States should pursue two types of policies simultaneously: protecting intellectual property rights on innovation on the one hand and safeguarding competition on the other. Merger and acquisition policies should also take into account the impact on innovation. The entry of smaller, potentially more innovative players, cannot be left to the good will (or distraction) of the incumbents.
Optimal innovation policies will never please the firms that have already achieved market dominance. Proper separation of power, supported and enforced by a strong civil society, is required to ensure minimal collusion between behemoth firms and the executive power. Think of it as a “magic triangle” that includes the state, the market and civil society acting as a watchdog.

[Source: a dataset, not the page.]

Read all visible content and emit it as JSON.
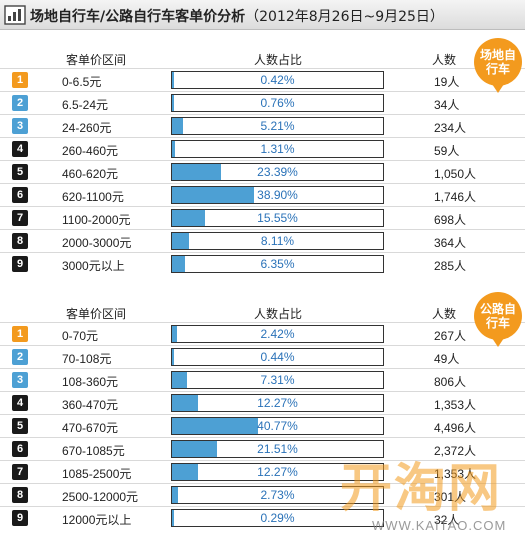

Does fixing capitalism somehow involve getting rid of the 1%? The short answer is no. While innovation does help the top 1% get richer, it doesn’t impact the Gini coefficient (an index of wealth inequality within a nation). This is because innovation lifts society as a whole through promoting social mobility. This contrasts with lobbying, which also helps the rich get richer, but does nothing for innovation on top of increasing the Gini coefficient. In sum, society can reward innovators, but should never leave them in charge of policymaking.
As the engine of prosperity, creative destruction can generate a growth that is sustained, inclusive and green. Innovation is indispensable to growth, and capitalism is indispensable for innovation, but it needs to be regulated.
Philippe Aghion is a Professor of Economics at INSEAD. He is also a Professor at the College de France, a visiting professor at the London School of Economics and a fellow of the Econometric Society and of the American Academy of Arts and Sciences.